Na entrevista de 2000 para a Rádio Checa, quando questionado por que razão nada foi feito naquela altura, Vrba explicou que não é fácil ler a história através do prisma dos tempos contemporâneos. E que o objectivo desse relatório era, principalmente, alertar os judeus húngaros para pararem com as deportações, para saberem a verdade e não entrarem nos comboios.
Quando questionado sobre isso, em entrevista ao Centro Sefarad-Israel, Freedland disse: “Muitas pessoas não acreditaram nas palavras destes jovens judeus. Pode ser devido ao anti-semitismo, mas também, no fundo, há uma questão mais humana que é que é muito difícil para nós acreditarmos em notícias ou promessas verdadeiramente terríveis que conduzam à nossa própria destruição. 'Isso não pode ser verdade.' Eles não queriam que fosse verdade. Eles não conseguiam conceber um plano que visasse erradicar todos os judeus do mundo".
Mesmo assim, e apesar do atraso na intervenção internacional, a pressão de alguns líderes mundiais conseguiu acabar com as deportações na Hungria. E o relatório Vrba-Wetzler conseguiu salvar entre 100.000 e 200.000 judeus húngaros dos campos de extermínio.
Depois de redigir o documento, Vrba juntou-se aos guerrilheiros eslovacos, acompanhado pelo seu amigo Alfréd Wetzler. Terminada a guerra, ele foi estudar em Praga e tornou-se um bioquímico virtuoso. Posteriormente, tornou-se cidadão britânico, mas não se estabeleceu lá, mas mudou-se para Vancouver, onde se casou, teve duas filhas, separou-se, dedicou-se ao ensino e faleceu em 2006. Durante sua vida participou de inúmeros projetos ligados à sua experiência no extermínio. campos, para testemunhar o que aconteceu lá e como era uma das poucas pessoas que conseguiu escapar e viver para contar a história.
“Há 40 anos que penso em escrever este livro e, depois de perceber que estávamos num mundo atormentado por mentiras, com exemplos tão óbvios como a campanha do Brexit e a campanha de Trump em 2016, pensei que Rudi tinha arriscado tudo para conseguir o verdade debaixo de uma montanha de mentiras. O seu exemplo pareceu-me uma espécie de caso definitivo da luta contra a pós-verdade e notícias falsas“Freedland disse em uma entrevista com O jornal da Espanha em O mestre da fuga.
“[Vrba] teve a intuição de que um dos a arma mais importante dos nazistas foi o engano -ele diz na mesma conversa-. Eles mentiram às suas vítimas para que embarcassem nos trens que os levariam à morte de maneira calma e ordeira. Eles acreditavam que estavam começando uma nova vida no leste, porque foi isso que lhes disseram. E essa ordem e calma foram essenciais para os nazistas e seu método de assassinato em massa. A linha de montagem da morte deles não poderia funcionar sem ele. Rudi percebeu que a única maneira de jogar areia nas engrenagens daquela máquina de matar era quebrar esse engano e acabar com a ignorância dos judeus da Europa para que finalmente conhecessem o seu destino. Portanto, penso que tanto a sua perspicácia como a sua idade desempenharam um grande papel, juntamente com a pura coragem física e a tremenda engenhosidade. Sem falar na sua incrível memória, que lhe permitiu armazenar os dados da morte na cabeça.”
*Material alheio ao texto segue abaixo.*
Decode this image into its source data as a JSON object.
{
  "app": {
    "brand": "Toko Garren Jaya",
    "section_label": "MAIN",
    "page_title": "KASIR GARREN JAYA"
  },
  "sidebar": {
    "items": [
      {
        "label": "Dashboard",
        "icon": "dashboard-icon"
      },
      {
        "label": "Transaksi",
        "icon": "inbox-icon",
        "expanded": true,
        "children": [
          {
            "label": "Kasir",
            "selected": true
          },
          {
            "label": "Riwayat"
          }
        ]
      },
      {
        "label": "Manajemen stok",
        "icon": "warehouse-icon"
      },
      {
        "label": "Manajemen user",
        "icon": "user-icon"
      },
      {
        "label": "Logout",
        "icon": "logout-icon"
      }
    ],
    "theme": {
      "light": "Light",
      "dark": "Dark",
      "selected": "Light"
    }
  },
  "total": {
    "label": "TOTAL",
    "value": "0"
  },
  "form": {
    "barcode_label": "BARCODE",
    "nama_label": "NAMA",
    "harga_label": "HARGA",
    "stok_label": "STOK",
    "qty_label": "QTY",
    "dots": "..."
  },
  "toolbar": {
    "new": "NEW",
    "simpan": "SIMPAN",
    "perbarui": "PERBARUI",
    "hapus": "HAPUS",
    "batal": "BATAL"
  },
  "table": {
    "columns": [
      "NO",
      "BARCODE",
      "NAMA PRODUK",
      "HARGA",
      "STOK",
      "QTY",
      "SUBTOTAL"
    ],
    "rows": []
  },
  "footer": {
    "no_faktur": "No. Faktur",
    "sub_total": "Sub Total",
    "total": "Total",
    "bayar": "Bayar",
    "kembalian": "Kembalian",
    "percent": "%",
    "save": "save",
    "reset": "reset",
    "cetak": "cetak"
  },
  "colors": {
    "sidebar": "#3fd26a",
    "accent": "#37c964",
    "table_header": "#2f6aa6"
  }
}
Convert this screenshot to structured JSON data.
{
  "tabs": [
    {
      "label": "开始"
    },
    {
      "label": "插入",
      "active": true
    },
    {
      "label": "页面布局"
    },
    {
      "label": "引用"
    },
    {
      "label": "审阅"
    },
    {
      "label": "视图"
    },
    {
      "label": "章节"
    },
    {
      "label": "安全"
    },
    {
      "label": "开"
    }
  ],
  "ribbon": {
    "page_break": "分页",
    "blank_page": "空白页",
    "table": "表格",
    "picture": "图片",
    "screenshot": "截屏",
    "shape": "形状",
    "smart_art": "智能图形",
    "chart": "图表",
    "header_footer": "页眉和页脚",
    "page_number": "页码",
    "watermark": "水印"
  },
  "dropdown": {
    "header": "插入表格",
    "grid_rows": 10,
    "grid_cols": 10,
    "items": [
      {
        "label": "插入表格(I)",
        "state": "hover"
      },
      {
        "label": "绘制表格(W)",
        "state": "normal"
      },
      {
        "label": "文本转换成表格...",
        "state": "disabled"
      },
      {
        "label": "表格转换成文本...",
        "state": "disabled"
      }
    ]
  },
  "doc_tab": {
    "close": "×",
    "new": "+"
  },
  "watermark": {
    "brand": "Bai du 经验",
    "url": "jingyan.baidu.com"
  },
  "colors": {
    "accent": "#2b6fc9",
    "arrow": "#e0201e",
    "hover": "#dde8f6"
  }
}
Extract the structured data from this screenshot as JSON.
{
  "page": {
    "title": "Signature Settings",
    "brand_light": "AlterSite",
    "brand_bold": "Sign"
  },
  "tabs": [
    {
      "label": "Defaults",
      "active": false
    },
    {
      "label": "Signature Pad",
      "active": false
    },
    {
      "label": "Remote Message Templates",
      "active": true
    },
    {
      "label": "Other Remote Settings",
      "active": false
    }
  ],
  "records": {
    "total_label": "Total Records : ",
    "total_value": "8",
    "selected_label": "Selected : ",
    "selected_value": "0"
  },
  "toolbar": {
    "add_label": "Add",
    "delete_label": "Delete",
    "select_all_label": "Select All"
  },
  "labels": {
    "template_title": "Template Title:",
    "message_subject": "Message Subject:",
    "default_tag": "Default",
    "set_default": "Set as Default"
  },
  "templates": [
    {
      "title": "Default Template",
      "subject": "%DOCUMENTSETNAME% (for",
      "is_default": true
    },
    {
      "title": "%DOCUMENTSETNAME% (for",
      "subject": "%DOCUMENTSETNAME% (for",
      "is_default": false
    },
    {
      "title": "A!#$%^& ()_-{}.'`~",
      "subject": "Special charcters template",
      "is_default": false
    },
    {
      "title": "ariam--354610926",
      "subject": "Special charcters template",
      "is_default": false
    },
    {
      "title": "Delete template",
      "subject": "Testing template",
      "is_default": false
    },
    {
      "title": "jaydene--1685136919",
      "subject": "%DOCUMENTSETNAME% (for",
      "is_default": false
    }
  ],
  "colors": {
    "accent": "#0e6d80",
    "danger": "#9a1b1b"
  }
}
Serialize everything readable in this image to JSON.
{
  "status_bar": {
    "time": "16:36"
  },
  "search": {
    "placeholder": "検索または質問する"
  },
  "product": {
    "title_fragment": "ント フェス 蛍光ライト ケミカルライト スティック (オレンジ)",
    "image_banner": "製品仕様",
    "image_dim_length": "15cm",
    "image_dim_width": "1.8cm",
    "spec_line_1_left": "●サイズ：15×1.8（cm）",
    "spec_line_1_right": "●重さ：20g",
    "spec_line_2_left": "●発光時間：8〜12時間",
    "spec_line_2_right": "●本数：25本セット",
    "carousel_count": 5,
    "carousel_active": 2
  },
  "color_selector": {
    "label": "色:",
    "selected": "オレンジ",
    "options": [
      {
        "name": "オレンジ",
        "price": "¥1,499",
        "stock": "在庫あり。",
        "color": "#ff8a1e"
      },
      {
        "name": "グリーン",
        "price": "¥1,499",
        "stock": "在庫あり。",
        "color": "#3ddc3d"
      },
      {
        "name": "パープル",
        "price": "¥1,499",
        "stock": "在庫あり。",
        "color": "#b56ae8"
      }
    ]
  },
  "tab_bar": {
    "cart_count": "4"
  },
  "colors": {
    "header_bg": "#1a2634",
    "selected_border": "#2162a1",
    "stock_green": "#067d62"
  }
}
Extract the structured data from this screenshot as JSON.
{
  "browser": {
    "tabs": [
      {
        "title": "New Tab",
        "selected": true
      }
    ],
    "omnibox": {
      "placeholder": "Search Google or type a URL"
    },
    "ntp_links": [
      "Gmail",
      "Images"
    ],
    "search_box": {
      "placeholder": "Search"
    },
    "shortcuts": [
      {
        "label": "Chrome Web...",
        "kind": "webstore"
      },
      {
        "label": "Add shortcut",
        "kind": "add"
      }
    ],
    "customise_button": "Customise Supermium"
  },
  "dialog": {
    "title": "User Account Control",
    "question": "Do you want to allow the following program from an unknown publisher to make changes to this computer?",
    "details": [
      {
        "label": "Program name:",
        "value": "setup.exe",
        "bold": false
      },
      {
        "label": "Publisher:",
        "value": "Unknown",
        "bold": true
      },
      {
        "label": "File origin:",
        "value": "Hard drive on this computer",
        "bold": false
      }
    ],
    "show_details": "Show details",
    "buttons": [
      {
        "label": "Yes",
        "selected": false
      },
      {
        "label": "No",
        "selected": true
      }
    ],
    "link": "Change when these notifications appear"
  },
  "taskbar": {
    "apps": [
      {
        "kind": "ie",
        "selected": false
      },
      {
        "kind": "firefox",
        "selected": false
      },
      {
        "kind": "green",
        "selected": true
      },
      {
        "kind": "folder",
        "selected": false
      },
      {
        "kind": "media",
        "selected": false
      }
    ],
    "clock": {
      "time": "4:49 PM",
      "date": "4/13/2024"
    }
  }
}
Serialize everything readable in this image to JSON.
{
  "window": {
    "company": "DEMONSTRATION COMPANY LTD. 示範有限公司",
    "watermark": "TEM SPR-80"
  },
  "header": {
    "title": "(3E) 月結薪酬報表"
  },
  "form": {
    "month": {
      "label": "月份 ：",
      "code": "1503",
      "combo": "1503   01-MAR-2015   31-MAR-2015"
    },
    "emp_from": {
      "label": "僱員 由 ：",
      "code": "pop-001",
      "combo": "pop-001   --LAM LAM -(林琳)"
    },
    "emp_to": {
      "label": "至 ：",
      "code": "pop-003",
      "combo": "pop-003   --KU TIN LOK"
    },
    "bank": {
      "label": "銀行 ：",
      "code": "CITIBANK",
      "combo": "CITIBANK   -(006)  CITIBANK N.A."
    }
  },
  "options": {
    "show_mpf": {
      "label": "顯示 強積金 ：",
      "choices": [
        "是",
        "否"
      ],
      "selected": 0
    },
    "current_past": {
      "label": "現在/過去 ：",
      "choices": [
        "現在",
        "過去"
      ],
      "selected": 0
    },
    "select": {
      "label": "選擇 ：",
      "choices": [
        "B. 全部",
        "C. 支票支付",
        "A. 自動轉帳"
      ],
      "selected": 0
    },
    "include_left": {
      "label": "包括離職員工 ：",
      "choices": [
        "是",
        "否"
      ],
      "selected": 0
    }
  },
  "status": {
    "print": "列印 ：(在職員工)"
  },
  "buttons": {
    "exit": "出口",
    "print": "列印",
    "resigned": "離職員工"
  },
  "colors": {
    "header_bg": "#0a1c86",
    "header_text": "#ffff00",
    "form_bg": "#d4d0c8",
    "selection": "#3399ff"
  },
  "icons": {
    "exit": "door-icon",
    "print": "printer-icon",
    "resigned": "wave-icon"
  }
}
Freedland garante que Vrba “foi uma testemunha desconfortável”. “Mesmo agora que os sobreviventes do Holocausto são muito, muito velhos, esperamos que de alguma forma eles nos confortem, digam-nos que, no final, os seres humanos são bons. Mas Rudi recusou-se a fazer isso. Ele apontou o dedo acusador para todos aqueles que não transmitiram ou não agiram de acordo com o relatório que ele e Fred contrabandearam para fora de Auschwitz. Como ele disse certa vez a um produtor de televisão do BBC: 'Eu não sou ele clichê Sobrevivente do Holocausto'. […] Em outras palavras, Eu estava contando uma história que não era confortável de ouvir.: As pessoas queriam que dissessem que todos os que não ficaram do lado dos nazis eram heróis, que os Aliados (os Estados Unidos e o Reino Unido, bem como os líderes judeus na Hungria) se comportaram perfeitamente. E Rudi insistiu a vida toda em dizer que a história não era tão simples assim.”